Eusèbe désigne comme hérétiques, les Juifs fidèles aux Romains. Les chrétiens sont bien les acteurs de toutes les révoltes juives. Rien d’évangélique, dans leur cas. La répression de leurs révoltes est devenue la persécution. Hégésippe fait vivre ce Syméon jusqu’à l’âge de 120 ans. Il fut un des témoins qui ont vu et entendu le Rabbi (le Christ) ; on en a la preuve dans sa longévité et dans le souvenir que l’Évangile consacre à Marie, femme de Cléopas. Eusèbe fait Cléopas, frère de Joseph-Juda, donc oncle du Rabbi Christ. Syméon, crucifié sous Trajan, est cousin du Christ ; il est donné comme successeur de Jacques, frère aussi du Rabbi à l’évêché de Jérusalem. Le cousin succède au cousin. Crucifié comme messianiste, c’est certain, parent du Sauveur, du Christ, descendant de David, et qui n’attendait pas le royaume non de ce monde, mais a pris part à des soulèvements partiels, ce Syméon, une fois de plus, met le trait d’union entre le Christ et Juda le Gaulonite. Les preuves succèdent aux preuves et surabondent.

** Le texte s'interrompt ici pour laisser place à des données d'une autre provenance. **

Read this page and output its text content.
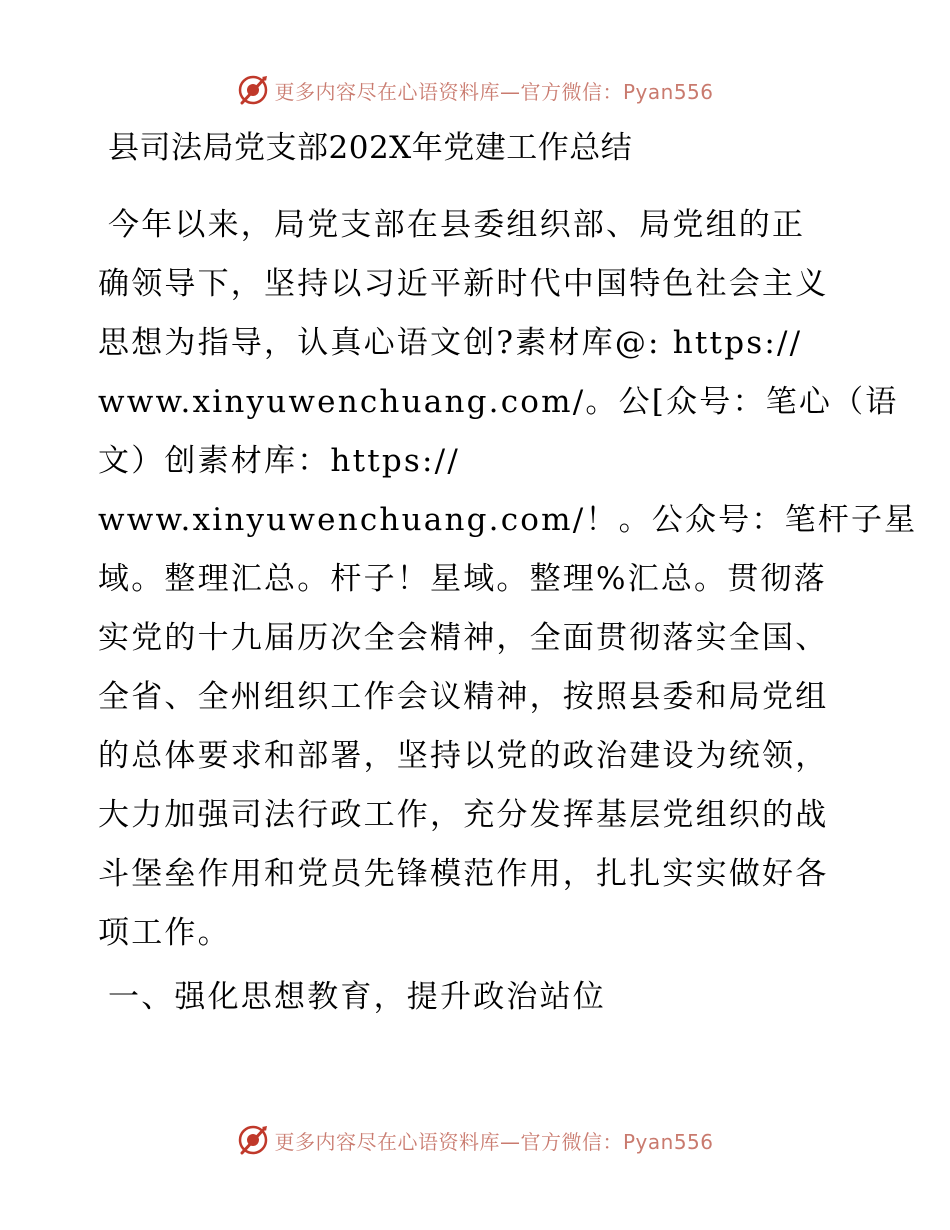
更多内容尽在心语资料库—官方微信：Pyan556
县司法局党支部202X年党建工作总结
今年以来，局党支部在县委组织部、局党组的正
确领导下，坚持以习近平新时代中国特色社会主义
思想为指导，认真心语文创?素材库@: https://
www.xinyuwenchuang.com/。公[众号：笔心（语
文）创素材库：https://
www.xinyuwenchuang.com/！。公众号：笔杆子星
域。整理汇总。杆子！星域。整理%汇总。贯彻落
实党的十九届历次全会精神，全面贯彻落实全国、
全省、全州组织工作会议精神，按照县委和局党组
的总体要求和部署，坚持以党的政治建设为统领，
大力加强司法行政工作，充分发挥基层党组织的战
斗堡垒作用和党员先锋模范作用，扎扎实实做好各
项工作。
一、强化思想教育，提升政治站位
更多内容尽在心语资料库—官方微信：Pyan556
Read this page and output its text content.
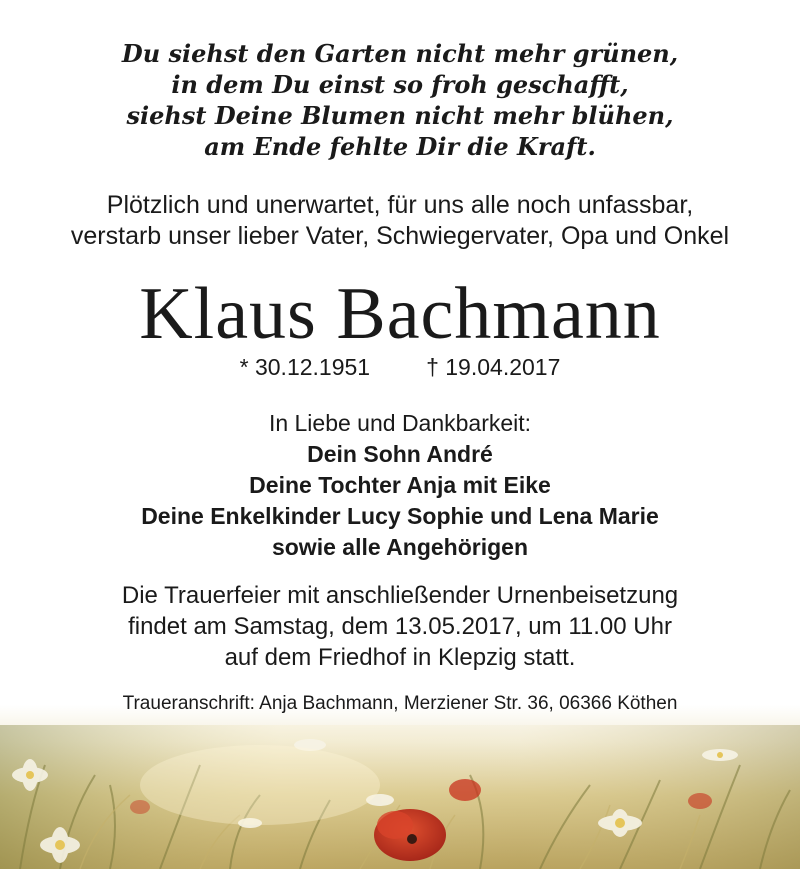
Du siehst den Garten nicht mehr grünen,
in dem Du einst so froh geschafft,
siehst Deine Blumen nicht mehr blühen,
am Ende fehlte Dir die Kraft.
Plötzlich und unerwartet, für uns alle noch unfassbar,
verstarb unser lieber Vater, Schwiegervater, Opa und Onkel
Klaus Bachmann
* 30.12.1951 † 19.04.2017
In Liebe und Dankbarkeit:
Dein Sohn André
Deine Tochter Anja mit Eike
Deine Enkelkinder Lucy Sophie und Lena Marie
sowie alle Angehörigen
Die Trauerfeier mit anschließender Urnenbeisetzung
findet am Samstag, dem 13.05.2017, um 11.00 Uhr
auf dem Friedhof in Klepzig statt.
Traueranschrift: Anja Bachmann, Merziener Str. 36, 06366 Köthen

[33] Il n’a pas lu les Évangiles qui courent le monde depuis une vingtaine d’années. Il n’a pas lu les Lettres de Paul qui circulent depuis quarante ans. Il ne sait pas que Ponce Pilate a crucifié le Christ, que Néron a brûlé des chrétiens comme des torches après l’incendie de Rome, que Pierre, pape depuis 25 ans, et Paul, sous-pape, ont péri dans la persécution qui a suivi. Et des exégètes, des critiques sérieux discutent sur l’authenticité de ces lettres de Pline et de Trajan, ces faux tellement faux qu’ils ne s’appuient même pas sur les autres faux ecclésiastiques, — que nos critiques déclarent toutefois historiques, — pour se donner une apparence d’authenticité.

[34] Celles de Juda le Gaulonite (recensement de 760), de son fils, le Crucifié de Ponce Pilate (Pâques de 788-789), de Ménahem (Vespasien et Titus), de Bar-Kocheba, sous Hadrien. Sans parler de Theudas, sous Claude.

[35] D’où partit l’insurrection ? Quel en fut le théâtre principal ? Toujours la même région, la montagne royale d’après le Talmud. Gamala, évidemment, montagne royale, pays de la tribu royale. On en est d’autant plus sûr que dans Eusèbe (H. E., IV, 6), pour confirmer les témoignages rabbiniques, on fait intervenir la place de Biththira, montagne de Judée, au sud de Jérusalem. Construite pour servir d’observatoire dominant les pays environnants, Bihthira, dans le pays bathanéen, avait été cédée par Hérode aux Beni-Biththira comme rempart contre les incursions des Trachonides. (Ant. jud., XVII, II, 1-3).